La gente no ve mi cara

La gente no ve mi cara”. Es Desmond quien lo dice, negro como el betún, que vende, que limosnea con sus pañuelos de papel en un importante cruce de esta ciudad. El suave tono de su voz lo acompaña de una sonrisa amable y un gesto de paz. Se ha bajado de la bicicleta cerca de su puesto habitual. Me ha reconocido y charlamos un poco sobre su vida.

La miseria de algunas zonas de África y la amenaza de otros rincones, empujan a mujeres, niños y hombres como él a la extremadamente peligrosa travesía del Estrecho de Gibraltar para llegar a una Europa presentida más que amada, a esta Andalucía, “con hambre y un frío que pela” que canta Chambao, pero con unas ganas de sobrevivir que les arrastra compulsiva, ávidamente hasta la orilla de su norte.

Pasan los días. Cada jornada, a las 7 de la mañana, con el primer frío de la ciudad aparca mi amigo la bici, deja junto a una yuca la mochila con los kleenex y se aposta en el semáforo, calentado el corazón con una canción con sones de madera al ritmo del djembé. ¿Cuántos coches cada 45 segundos del rojo al verde? ¿Cuántas caras mira Desmond que a él ni le ven? En esa esquina de mucho tráfico, las miradas urbanas de la primera hora no suelen alcanzar más allá del perdido horizonte de cada quien, del problema de trabajo, del oficio o del negocio.

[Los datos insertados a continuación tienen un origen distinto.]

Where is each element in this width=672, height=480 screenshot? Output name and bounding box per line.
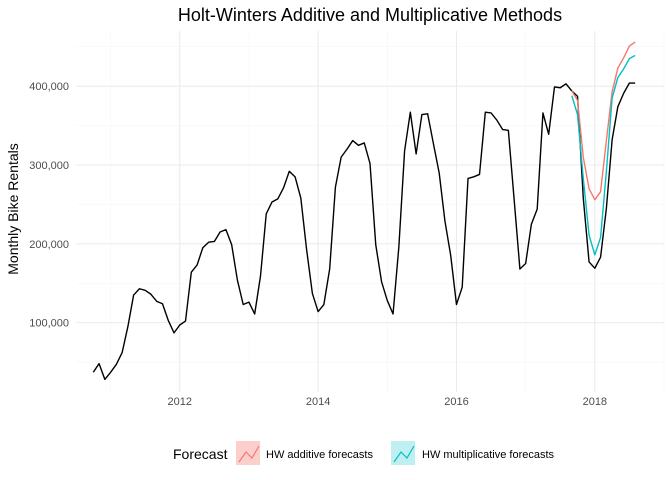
series-2 (571, 54, 636, 256)
y-tick-label-3: 400,000 (29, 81, 69, 93)
y-tick-label-2: 300,000 (29, 160, 69, 172)
y-tick-label-0: 100,000 (29, 318, 69, 330)
series-line-0 (92, 82, 636, 381)
series-0 (92, 82, 636, 381)
legend-key-multiplicative-line (393, 445, 415, 463)
series-line-1 (571, 41, 636, 201)
y-axis-tick-labels: 100,000 200,000 300,000 400,000 (29, 81, 69, 329)
y-tick-label-1: 200,000 (29, 239, 69, 251)
minor-gridlines (76, 31, 665, 392)
series-line-2 (571, 54, 636, 256)
series-layer (92, 41, 636, 381)
legend: Forecast HW additive forecasts HW multip… (173, 441, 555, 465)
legend-key-additive-line (238, 445, 260, 463)
legend-label-additive: HW additive forecasts (266, 449, 373, 461)
y-axis-title: Monthly Bike Rentals (5, 143, 21, 275)
legend-title: Forecast (173, 446, 228, 462)
legend-label-multiplicative: HW multiplicative forecasts (422, 449, 555, 461)
x-tick-label-3: 2018 (583, 396, 607, 408)
chart-title: Holt-Winters Additive and Multiplicative… (178, 5, 562, 25)
x-axis-tick-labels: 2012 2014 2016 2018 (168, 396, 608, 408)
x-tick-label-1: 2014 (306, 396, 330, 408)
legend-entry-additive: HW additive forecasts (236, 441, 373, 465)
series-1 (571, 41, 636, 201)
x-tick-label-2: 2016 (444, 396, 468, 408)
x-tick-label-0: 2012 (168, 396, 192, 408)
major-gridlines (76, 31, 664, 392)
legend-entry-multiplicative: HW multiplicative forecasts (391, 441, 555, 465)
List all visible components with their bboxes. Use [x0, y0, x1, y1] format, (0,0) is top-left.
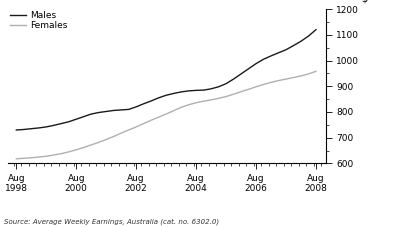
Males — [44, 126, 49, 128]
Males — [291, 44, 296, 47]
Females — [156, 116, 161, 118]
Males — [276, 52, 281, 54]
Males — [201, 89, 206, 91]
Females — [269, 81, 274, 84]
Females — [74, 148, 79, 151]
Females — [96, 141, 101, 144]
Females — [216, 97, 221, 100]
Males — [14, 129, 19, 131]
Females — [209, 99, 214, 101]
Females — [134, 126, 139, 128]
Males — [194, 89, 198, 92]
Females — [224, 95, 228, 98]
Males — [314, 28, 318, 31]
Males — [261, 58, 266, 61]
Text: $: $ — [361, 0, 368, 4]
Females — [51, 154, 56, 156]
Males — [89, 113, 94, 115]
Males — [156, 96, 161, 99]
Males — [171, 92, 176, 95]
Females — [164, 113, 168, 115]
Females — [254, 85, 258, 88]
Males — [179, 91, 183, 93]
Females — [314, 70, 318, 73]
Males — [141, 102, 146, 105]
Males — [164, 94, 168, 97]
Males — [81, 115, 86, 118]
Females — [149, 119, 154, 122]
Line: Males: Males — [16, 30, 316, 130]
Males — [269, 54, 274, 57]
Females — [14, 158, 19, 160]
Females — [201, 100, 206, 103]
Males — [306, 35, 311, 37]
Males — [134, 106, 139, 108]
Males — [299, 40, 303, 43]
Females — [276, 79, 281, 82]
Females — [66, 151, 71, 153]
Males — [209, 87, 214, 90]
Males — [37, 127, 41, 129]
Males — [29, 127, 34, 130]
Females — [111, 135, 116, 138]
Females — [231, 93, 236, 96]
Females — [21, 157, 26, 160]
Females — [37, 156, 41, 158]
Legend: Males, Females: Males, Females — [10, 11, 68, 30]
Males — [246, 67, 251, 70]
Females — [104, 138, 109, 141]
Males — [66, 120, 71, 123]
Females — [179, 106, 183, 109]
Females — [283, 78, 288, 80]
Males — [283, 48, 288, 51]
Females — [291, 76, 296, 79]
Females — [89, 143, 94, 146]
Females — [59, 152, 64, 155]
Females — [186, 104, 191, 106]
Females — [44, 155, 49, 158]
Females — [239, 90, 243, 93]
Males — [224, 82, 228, 85]
Males — [74, 118, 79, 121]
Line: Females: Females — [16, 71, 316, 159]
Males — [51, 124, 56, 127]
Males — [231, 78, 236, 80]
Males — [96, 111, 101, 114]
Females — [81, 146, 86, 149]
Males — [126, 108, 131, 111]
Males — [59, 122, 64, 125]
Females — [299, 75, 303, 77]
Females — [261, 83, 266, 86]
Females — [246, 88, 251, 91]
Males — [111, 109, 116, 112]
Females — [126, 129, 131, 131]
Females — [306, 73, 311, 75]
Females — [29, 156, 34, 159]
Males — [119, 109, 123, 111]
Males — [104, 110, 109, 113]
Males — [254, 62, 258, 65]
Males — [21, 128, 26, 131]
Females — [141, 122, 146, 125]
Males — [216, 85, 221, 88]
Males — [186, 89, 191, 92]
Females — [119, 132, 123, 134]
Males — [149, 100, 154, 102]
Females — [171, 109, 176, 112]
Text: Source: Average Weekly Earnings, Australia (cat. no. 6302.0): Source: Average Weekly Earnings, Austral… — [4, 218, 219, 225]
Females — [194, 101, 198, 104]
Males — [239, 73, 243, 75]
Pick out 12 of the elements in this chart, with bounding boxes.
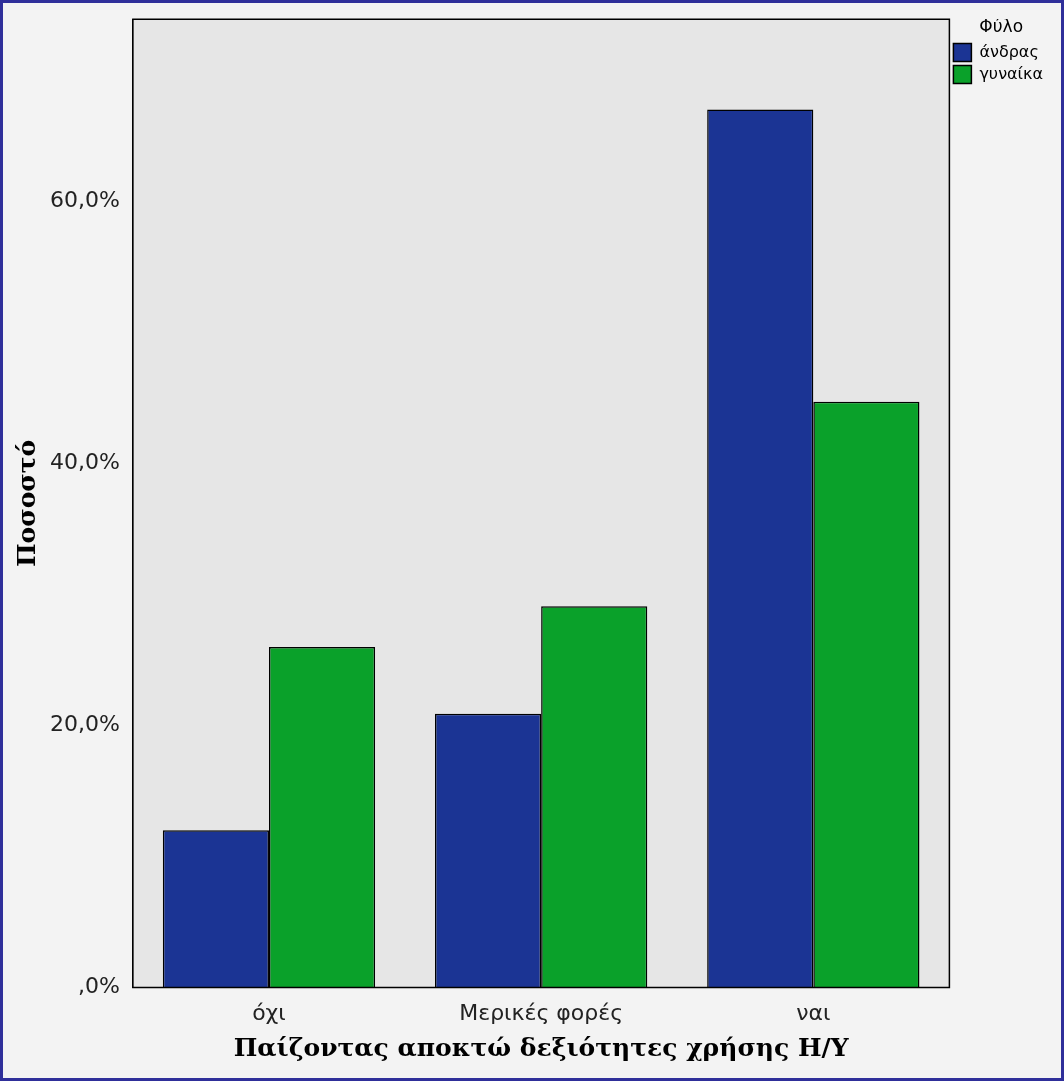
legend-title: Φύλο (979, 15, 1024, 36)
x-axis-title: Παίζοντας αποκτώ δεξιότητες χρήσης Η/Υ (233, 1032, 850, 1062)
y-axis-title: Ποσοστό (11, 439, 41, 568)
legend-label: άνδρας (979, 41, 1039, 61)
legend-label: γυναίκα (979, 63, 1044, 83)
y-tick-label: ,0% (77, 973, 120, 999)
y-tick-label: 60,0% (50, 187, 120, 213)
y-tick-label: 40,0% (50, 449, 120, 475)
x-tick-label: ναι (796, 999, 831, 1025)
x-tick-label: Μερικές φορές (459, 999, 624, 1025)
x-tick-label: όχι (252, 999, 286, 1025)
y-tick-label: 20,0% (50, 711, 120, 737)
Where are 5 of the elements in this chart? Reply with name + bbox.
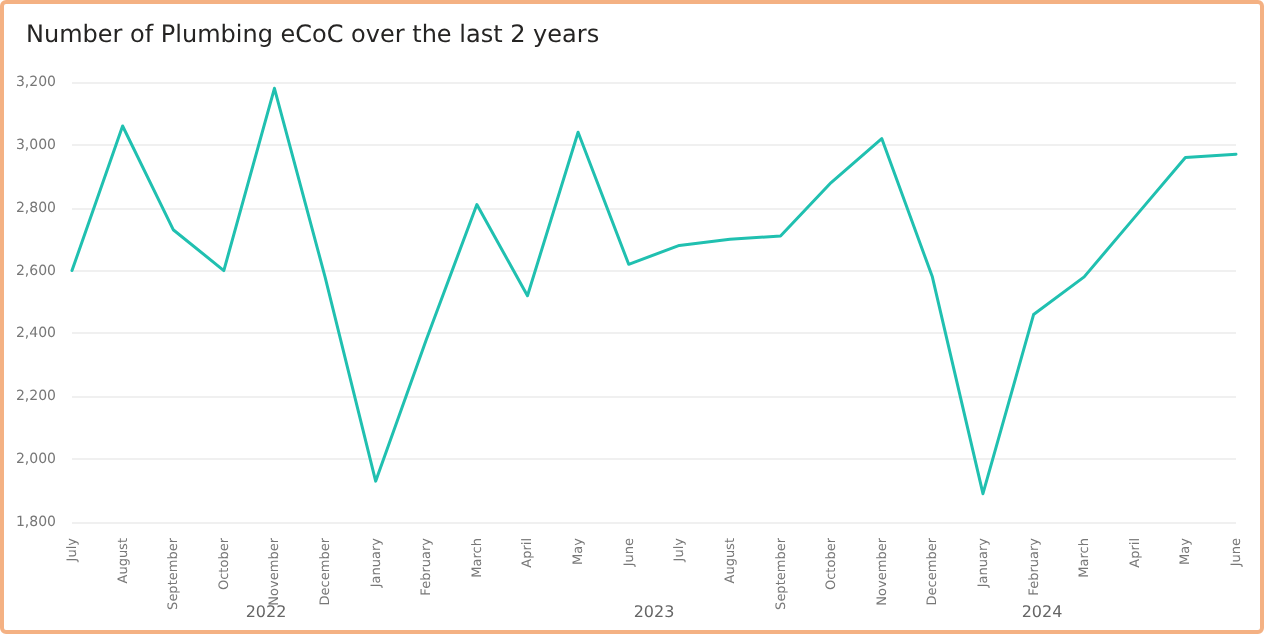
text: 2024: [1021, 603, 1063, 621]
text: 2023: [633, 603, 675, 621]
chart-title: Number of Plumbing eCoC over the last 2 years: [26, 20, 600, 48]
text: 2022: [245, 603, 287, 621]
line-series: [70, 86, 1238, 496]
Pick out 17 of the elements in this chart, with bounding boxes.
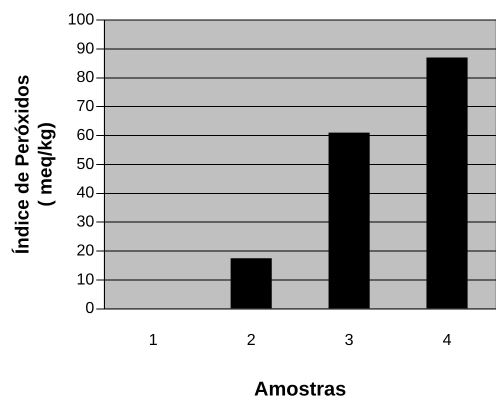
y-tick-label: 0: [85, 300, 94, 318]
y-tick-label: 30: [76, 214, 94, 231]
x-axis-title: Amostras: [254, 378, 346, 401]
x-tick-label: 4: [442, 332, 452, 349]
y-tick-label: 20: [76, 242, 94, 260]
y-tick-label: 100: [68, 11, 94, 28]
x-tick-label: 1: [148, 332, 158, 349]
y-tick-label: 50: [76, 156, 94, 173]
y-tick-label: 90: [76, 40, 94, 58]
y-tick-label: 80: [76, 69, 94, 86]
y-tick-label: 40: [76, 184, 94, 202]
y-tick-label: 70: [76, 98, 94, 116]
x-tick-label: 2: [246, 332, 256, 349]
y-tick-label: 10: [76, 271, 94, 288]
y-axis-title: Índice de Peróxidos ( meq/kg): [12, 74, 56, 254]
x-tick-label: 3: [344, 332, 354, 349]
y-tick-label: 60: [76, 126, 94, 144]
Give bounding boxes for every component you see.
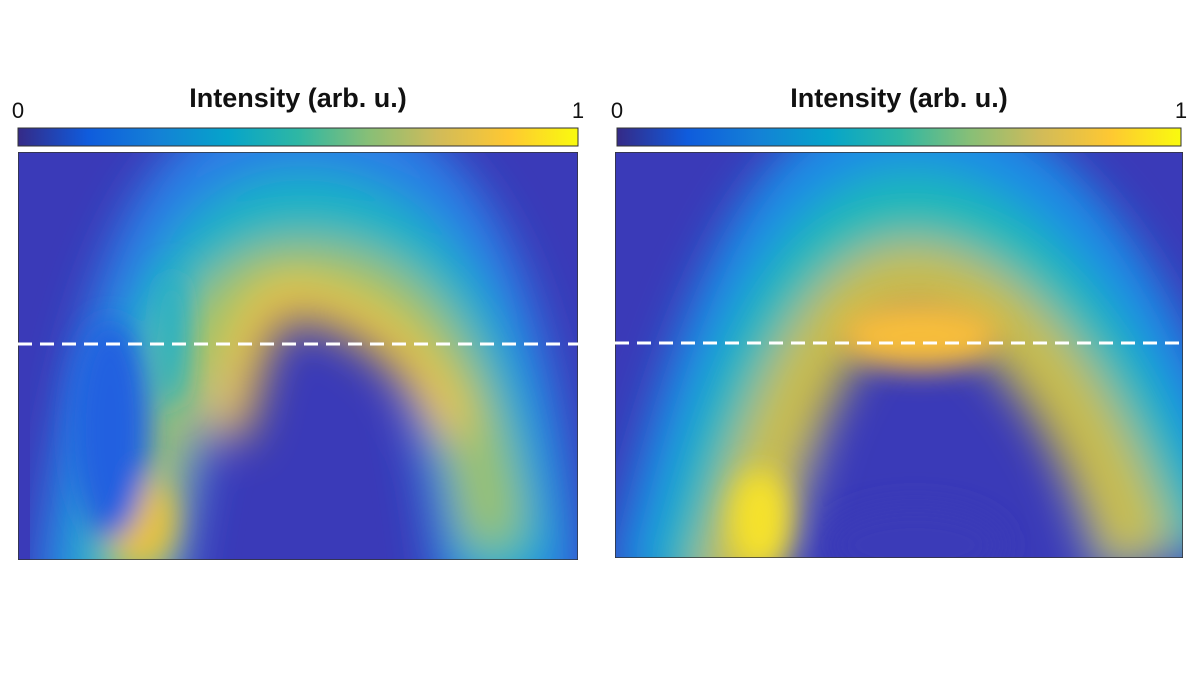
colorbar-tick-label: 1 [1175, 98, 1187, 123]
colorbar-label: Intensity (arb. u.) [189, 83, 407, 113]
colorbar [616, 127, 1182, 147]
colorbar-tick-label: 1 [572, 98, 584, 123]
colorbar-label: Intensity (arb. u.) [790, 83, 1008, 113]
colorbar-tick-label: 0 [12, 98, 24, 123]
colorbar [17, 127, 579, 147]
colorbar-tick-label: 0 [611, 98, 623, 123]
heatmap-left [18, 152, 578, 560]
heatmap-right [615, 152, 1183, 558]
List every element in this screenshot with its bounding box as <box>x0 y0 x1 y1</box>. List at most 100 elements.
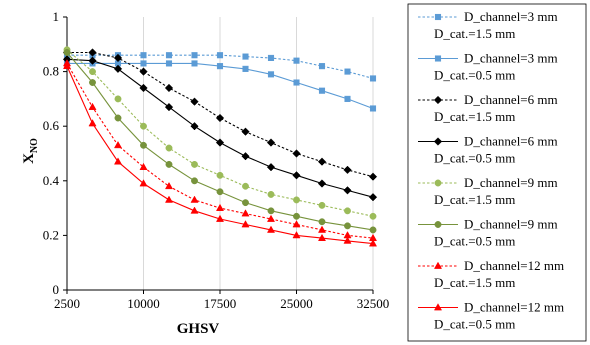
data-point <box>190 122 199 131</box>
legend-marker <box>434 55 442 62</box>
legend-marker <box>433 95 443 105</box>
data-point <box>191 60 198 67</box>
data-point <box>369 226 377 234</box>
legend: D_channel=3 mmD_cat.=1.5 mmD_channel=3 m… <box>418 9 564 332</box>
data-point <box>293 79 300 86</box>
data-point <box>88 119 97 127</box>
data-point <box>267 207 275 215</box>
series-7 <box>62 59 378 241</box>
data-point <box>292 220 301 228</box>
legend-marker <box>433 137 443 146</box>
legend-label-channel: D_channel=12 mm <box>464 300 564 315</box>
data-point <box>89 68 96 76</box>
data-point <box>165 60 173 67</box>
data-point <box>267 71 275 78</box>
y-tick-label: 0.8 <box>43 64 59 79</box>
data-point <box>165 160 173 168</box>
data-point <box>266 214 276 222</box>
data-point <box>369 105 377 112</box>
legend-label-channel: D_channel=9 mm <box>464 175 558 190</box>
data-point <box>139 83 148 93</box>
data-point <box>216 63 224 70</box>
data-point <box>216 188 224 196</box>
series-group <box>62 46 378 247</box>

Pero él , como otros colegas, te saluda, te llama – “toc-toc”- en el cristal de la ventanilla del conductor, pidiendo un euro, o que le compres un paquetito de pañuelos, un perfumador para el coche o un rosario. Y sonríe con persistencia alegre de baile africano; siempre la sonrisa.

Ahora, cuando se baja de la bici para hablar conmigo que hoy voy andando, es la hora de comer y me repite como una resignada conclusión de su particular marketing: “la gente no ve mi cara negra”. Habla muy bien inglés, pero tiene la cercanía del buen comunicador y me habla en español.

Después del encuentro, mientras se me asoman a la ventana del recuerdo tantas sonrisas blanquísimas enmarcadas en rostros negros, pienso sobre el don que significa para estos subsaharianos el hecho de la supervivencia, del poder siquiera vivir. También, en el caso mío, el don de tener una familia, unos amigos, unos ojos que ven mi cara. “El ojo que ves no es//ojo porque tú lo veas; //es ojo porque te ve” (Antonio Machado).

No siempre podemos ni tenemos por qué dar el euro o comprar el pañuelo, pero sí reconocer que hay cierta deuda de gratitud por el simple vivir, deuda que podemos enjugar con solo mirar las miradas de los “desmond” de nuestra vida. Y muchas soledades empiezan a cambiar en esos instantes del ámbar y el verde.